17.9.07

El oro de Moscú




Y la plata para España. No pudo ser esta vez; cuando todo parecía y estaba preparado para ganar. Jugando en casa, ante una afición entregada por todo el país, un año después de ganar el oro en Japón. Como campeones del mundo no pudieron rubricar la reválida del EuroBasket.

El gran rival de la selección eran ellos mismos. Contando con la mejor generación de jugadores de toda la historia, lo cual demuestra la media elevada del baloncesto en nuestro país en la actualidad, y con el que es sin ninguna duda hasta la fecha el más grande baloncestista que ha dado nuestro longevo deporte: Pau Gasol. El equipo era el mismo que hace un año, el que nos encandiló a todos. Lo de ayer fue una lástima porque estaba todo preparado para que fuera una gran fiesta de todos los españoles aficionados al deporte. En otras circunstancias, lograr una Plata en un Europeo sería casi como haber ganado. Pero se daban las condiciones óptimas para llevarse el Oro.

España es pese a todo el mejor equipo de Europa, lo cual no hace sino que debamos aplaudir más a Rusia por su gran campeonato y por haber ganado contra todo pronóstico la gran final. Han recuperado en parte ellos la gloria perdida tras la desintegración de la URSS. Y con un enorme Kirilenko, un excelente base que nos apuntilló en los últimos segundo como Holden y un grupo de jugadores muy notables como Khryapa, Savrasenko, Morgunov o Ponkrashov, entre otros. Nuestra selección era favorita pero a diferencia de lo que ocurrió en semis antes Grecia, no pudieron extrañamente con la presión y les tembló la muñeca en momentos decisivos. Los más grandes también erran en las citas decisivas; así por ejemplo Pau falló unos cuantos tiros libres. Fueron víctimas de sus propios temores y miedos, y no pudieron vencer esta vez. La vida es así.

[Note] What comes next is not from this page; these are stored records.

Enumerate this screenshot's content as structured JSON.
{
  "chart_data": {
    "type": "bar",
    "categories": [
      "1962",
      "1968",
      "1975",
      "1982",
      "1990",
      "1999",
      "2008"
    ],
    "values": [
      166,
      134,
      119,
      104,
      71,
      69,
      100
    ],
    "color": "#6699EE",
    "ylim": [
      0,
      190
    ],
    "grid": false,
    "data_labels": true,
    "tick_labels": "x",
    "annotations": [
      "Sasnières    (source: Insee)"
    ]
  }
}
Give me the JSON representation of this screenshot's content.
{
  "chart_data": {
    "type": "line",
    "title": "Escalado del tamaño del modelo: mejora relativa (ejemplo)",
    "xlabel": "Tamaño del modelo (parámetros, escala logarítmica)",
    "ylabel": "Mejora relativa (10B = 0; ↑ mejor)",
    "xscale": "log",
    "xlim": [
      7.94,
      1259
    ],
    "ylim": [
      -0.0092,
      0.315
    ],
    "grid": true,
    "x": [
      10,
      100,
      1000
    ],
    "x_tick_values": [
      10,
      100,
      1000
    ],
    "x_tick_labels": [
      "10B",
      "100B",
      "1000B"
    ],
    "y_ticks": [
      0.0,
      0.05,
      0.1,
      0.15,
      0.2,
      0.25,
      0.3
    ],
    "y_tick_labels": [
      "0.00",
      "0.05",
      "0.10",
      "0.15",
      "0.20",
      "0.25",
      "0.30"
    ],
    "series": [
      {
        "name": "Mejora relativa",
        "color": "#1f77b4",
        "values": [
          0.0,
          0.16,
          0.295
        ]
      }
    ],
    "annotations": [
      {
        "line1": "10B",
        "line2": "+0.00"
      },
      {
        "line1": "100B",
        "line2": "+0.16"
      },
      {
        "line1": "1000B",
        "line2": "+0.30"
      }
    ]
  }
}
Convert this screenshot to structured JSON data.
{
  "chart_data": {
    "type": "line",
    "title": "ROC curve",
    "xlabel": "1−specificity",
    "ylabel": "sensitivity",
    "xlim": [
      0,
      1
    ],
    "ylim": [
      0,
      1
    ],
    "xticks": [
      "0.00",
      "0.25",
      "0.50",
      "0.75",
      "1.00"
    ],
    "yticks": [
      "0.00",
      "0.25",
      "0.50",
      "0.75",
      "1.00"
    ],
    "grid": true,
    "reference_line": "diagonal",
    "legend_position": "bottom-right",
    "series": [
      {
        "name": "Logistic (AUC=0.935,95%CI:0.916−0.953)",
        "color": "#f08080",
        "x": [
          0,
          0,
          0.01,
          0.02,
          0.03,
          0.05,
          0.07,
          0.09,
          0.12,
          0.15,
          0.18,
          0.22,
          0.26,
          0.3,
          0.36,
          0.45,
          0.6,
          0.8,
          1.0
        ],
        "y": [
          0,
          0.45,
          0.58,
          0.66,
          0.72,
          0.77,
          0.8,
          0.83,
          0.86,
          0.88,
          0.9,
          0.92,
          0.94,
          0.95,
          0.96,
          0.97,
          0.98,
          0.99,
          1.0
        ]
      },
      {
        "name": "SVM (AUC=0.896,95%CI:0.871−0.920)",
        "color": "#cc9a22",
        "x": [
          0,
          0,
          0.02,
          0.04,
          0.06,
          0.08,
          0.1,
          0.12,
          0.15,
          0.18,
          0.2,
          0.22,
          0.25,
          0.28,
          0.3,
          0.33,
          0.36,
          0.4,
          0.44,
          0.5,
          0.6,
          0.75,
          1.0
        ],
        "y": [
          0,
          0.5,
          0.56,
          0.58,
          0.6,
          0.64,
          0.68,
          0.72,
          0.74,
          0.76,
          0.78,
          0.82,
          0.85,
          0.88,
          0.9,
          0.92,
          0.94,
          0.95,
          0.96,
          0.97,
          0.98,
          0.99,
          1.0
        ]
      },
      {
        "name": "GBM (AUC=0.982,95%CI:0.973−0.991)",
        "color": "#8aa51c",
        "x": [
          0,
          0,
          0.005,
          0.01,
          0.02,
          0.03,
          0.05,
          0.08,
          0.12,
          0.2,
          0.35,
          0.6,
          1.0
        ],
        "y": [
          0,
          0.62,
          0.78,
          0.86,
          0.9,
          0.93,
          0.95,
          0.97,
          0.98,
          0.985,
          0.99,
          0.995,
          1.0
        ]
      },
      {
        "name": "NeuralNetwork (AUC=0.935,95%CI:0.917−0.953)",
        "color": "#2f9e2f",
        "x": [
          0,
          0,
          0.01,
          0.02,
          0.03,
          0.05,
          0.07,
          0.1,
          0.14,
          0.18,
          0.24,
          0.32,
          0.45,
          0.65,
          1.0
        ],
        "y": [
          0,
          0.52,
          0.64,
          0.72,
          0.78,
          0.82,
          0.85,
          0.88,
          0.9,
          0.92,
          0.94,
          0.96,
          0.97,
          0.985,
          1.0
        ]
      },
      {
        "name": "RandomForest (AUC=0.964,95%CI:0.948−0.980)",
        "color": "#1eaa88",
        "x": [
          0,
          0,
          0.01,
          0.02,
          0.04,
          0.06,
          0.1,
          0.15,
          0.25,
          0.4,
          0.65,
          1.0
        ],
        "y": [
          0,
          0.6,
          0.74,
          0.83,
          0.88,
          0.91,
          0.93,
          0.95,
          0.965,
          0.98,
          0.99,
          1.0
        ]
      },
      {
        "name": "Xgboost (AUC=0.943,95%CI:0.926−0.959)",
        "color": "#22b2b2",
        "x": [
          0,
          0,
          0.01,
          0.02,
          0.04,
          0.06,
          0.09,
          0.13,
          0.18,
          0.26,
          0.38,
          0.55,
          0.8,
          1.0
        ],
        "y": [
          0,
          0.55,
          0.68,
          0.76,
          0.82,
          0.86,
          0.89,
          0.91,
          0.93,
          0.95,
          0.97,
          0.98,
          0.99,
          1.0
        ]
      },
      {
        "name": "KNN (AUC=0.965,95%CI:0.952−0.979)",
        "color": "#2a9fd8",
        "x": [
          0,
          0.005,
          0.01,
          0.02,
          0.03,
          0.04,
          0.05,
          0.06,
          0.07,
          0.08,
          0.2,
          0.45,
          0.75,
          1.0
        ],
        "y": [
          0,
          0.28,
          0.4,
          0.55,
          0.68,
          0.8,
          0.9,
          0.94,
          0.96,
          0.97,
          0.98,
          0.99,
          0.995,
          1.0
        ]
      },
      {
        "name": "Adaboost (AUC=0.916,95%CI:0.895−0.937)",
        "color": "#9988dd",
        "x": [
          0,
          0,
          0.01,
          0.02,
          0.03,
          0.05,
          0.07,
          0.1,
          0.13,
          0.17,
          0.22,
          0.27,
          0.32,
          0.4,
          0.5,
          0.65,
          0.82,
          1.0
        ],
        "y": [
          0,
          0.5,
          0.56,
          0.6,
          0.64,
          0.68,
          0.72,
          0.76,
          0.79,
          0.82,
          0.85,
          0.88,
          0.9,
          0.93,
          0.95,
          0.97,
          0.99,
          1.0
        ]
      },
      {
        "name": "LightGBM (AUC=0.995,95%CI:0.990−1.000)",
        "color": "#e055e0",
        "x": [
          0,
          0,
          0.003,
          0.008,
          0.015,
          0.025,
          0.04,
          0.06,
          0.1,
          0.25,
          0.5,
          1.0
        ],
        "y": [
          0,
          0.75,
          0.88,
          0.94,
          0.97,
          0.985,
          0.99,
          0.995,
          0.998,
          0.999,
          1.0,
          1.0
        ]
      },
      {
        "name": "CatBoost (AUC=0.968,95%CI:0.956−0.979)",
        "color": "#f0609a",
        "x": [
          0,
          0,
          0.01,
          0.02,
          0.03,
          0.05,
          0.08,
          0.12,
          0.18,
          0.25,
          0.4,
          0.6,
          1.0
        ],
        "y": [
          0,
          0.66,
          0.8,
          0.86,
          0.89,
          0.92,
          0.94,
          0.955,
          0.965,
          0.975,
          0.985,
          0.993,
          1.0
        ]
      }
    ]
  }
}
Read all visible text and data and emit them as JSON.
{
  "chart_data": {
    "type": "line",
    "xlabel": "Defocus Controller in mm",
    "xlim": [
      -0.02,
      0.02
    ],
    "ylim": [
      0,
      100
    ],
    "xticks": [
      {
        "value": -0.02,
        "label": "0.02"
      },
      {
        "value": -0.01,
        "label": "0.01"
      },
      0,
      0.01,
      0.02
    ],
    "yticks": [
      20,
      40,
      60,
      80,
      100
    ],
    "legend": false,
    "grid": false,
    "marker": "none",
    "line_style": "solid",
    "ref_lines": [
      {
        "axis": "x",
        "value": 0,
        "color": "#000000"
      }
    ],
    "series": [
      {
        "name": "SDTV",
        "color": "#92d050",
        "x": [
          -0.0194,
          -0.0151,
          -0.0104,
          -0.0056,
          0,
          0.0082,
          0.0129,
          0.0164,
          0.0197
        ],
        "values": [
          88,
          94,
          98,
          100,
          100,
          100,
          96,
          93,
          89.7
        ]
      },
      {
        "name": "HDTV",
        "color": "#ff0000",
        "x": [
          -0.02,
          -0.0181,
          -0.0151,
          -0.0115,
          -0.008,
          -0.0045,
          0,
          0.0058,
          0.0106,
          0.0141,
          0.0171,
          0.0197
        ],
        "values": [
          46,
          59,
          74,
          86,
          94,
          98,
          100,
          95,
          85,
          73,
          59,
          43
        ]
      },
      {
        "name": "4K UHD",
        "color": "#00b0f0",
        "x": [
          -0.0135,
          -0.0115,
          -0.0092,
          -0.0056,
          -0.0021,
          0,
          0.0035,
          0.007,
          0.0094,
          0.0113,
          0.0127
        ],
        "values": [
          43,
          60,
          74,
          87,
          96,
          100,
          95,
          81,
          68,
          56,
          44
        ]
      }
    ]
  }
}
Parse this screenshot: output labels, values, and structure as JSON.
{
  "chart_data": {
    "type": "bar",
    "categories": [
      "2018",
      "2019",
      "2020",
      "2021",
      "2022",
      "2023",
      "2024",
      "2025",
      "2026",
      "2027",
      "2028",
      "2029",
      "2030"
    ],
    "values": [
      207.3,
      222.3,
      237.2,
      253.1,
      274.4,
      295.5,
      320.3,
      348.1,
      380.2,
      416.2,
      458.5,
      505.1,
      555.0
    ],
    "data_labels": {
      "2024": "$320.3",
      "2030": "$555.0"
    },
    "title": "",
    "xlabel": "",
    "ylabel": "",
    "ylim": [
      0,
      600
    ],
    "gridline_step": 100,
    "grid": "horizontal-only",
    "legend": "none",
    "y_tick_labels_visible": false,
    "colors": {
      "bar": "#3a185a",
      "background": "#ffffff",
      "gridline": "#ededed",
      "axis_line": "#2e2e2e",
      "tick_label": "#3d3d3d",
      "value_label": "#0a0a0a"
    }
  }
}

Pese a todo hay que animar y aplaudir a esta selección que nos ha hecho vibrar alocadamente, y a un servidor particularmente le ha hecho vivir momentos muy bonitos. Gracias a ellos llevamos disfrutando partido tras partido, vibrando hasta el último segundo. Lo de ayer da rabia y tiene dosis de decepción en cuanto a que éramos los campeones del mundo y actuábamos como anfitriones. Pero nos quedamos con un nuevo metal que sabe a poco. Veremos que sucederá en las Olimpiadas. Solo queda seguir disfrutando y animando a esta generación de jugadores que constituyen la mejor selección de baloncesto española de toda la historia hasta ahora. Los triunfos seguirán llegando, y así las alegrías. Detrás de ellos hay una cantera temible con un Ricky Rubio a la cabeza que pide paso entre la élite de la ACB ya a su pronta edad. El presente es nuestro y el futuro esta ahí también.

Así se escribe la historia. Como hace 70 años, Moscú se queda con un oro que nos pertenecía.